14 February 2009I'd say no. A plaque, maybe, like on other fells, but not the statue.
I suppose he'll want a Snowdon-style cafe atop Fleetwith Pike next!
Graham Faithfull
14 February 2009Maybe Mark Weir should pay for a statue of Wainwright to be erected at the entrance of his slate mine.
Garve
14 February 2009Mark Weir? Isn't he the one reposible for the most ridiculous "via ferrata"? Isn't he the one who invites motorists to fill their car boots with all the slate they can hold for a tenner, before they set off down the 1 in 4 descent? Isn't he the one who kicked up all the fuss about the mountain marathon last year?

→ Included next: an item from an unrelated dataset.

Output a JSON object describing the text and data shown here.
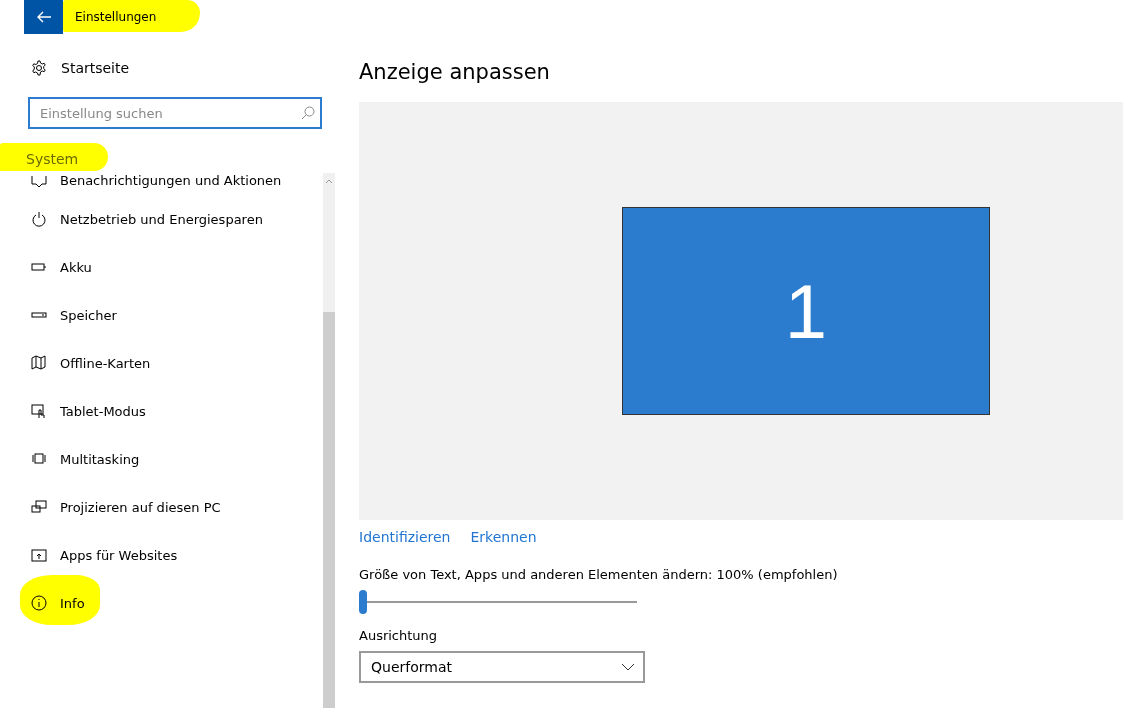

No statues on the hills please, and no plaques either for that matter. Kendal would be fine for a statue if there has to be one, but the best memorials to AW are the guide books, and by association, the fells themselves.
Dave Brown
15 February 2009A statue on Haystacks!!....No thanks Mr.Weir. AW would be turning in his grave at the thought. I'm not even sure that he would agree with one in Kendal.
Graeme Robb
16 February 2009This is the third thing that has made me think it is April 1st. I thought a 150ft white horse on top of a hillock in Kent was spectacularly stupid but this takes the biscuit. AW would have said it is a waste of money wherever it is put. Save the money for sensible things, things that need doing, not things that are just going to need more money wasted on them.
Russell
16 February 2009Mr Weir is a businessman with a mine, via ferrata and cafe at the top of Honister pass.
If the statue were palced on Wainwrights favourite fell, Haystacks, where does he think people will park etc. to go and see it?
Jon
16 February 2009Better a pigeon roost in Kendal than it being "vandalised" on a hill - as it surely would be. A statue of anyone on any of the hills Wainwright included in his guides would be completely unacceptable, and I would give it less than a month before someone tried to remove it.
Colin Jones
17 February 2009Why not go the whole hog and have a theme park in the most picturesque part of the lakes, with a big car park, interactive rides, topless waitresses and a large fluorescent mural of A.W. on the hillside.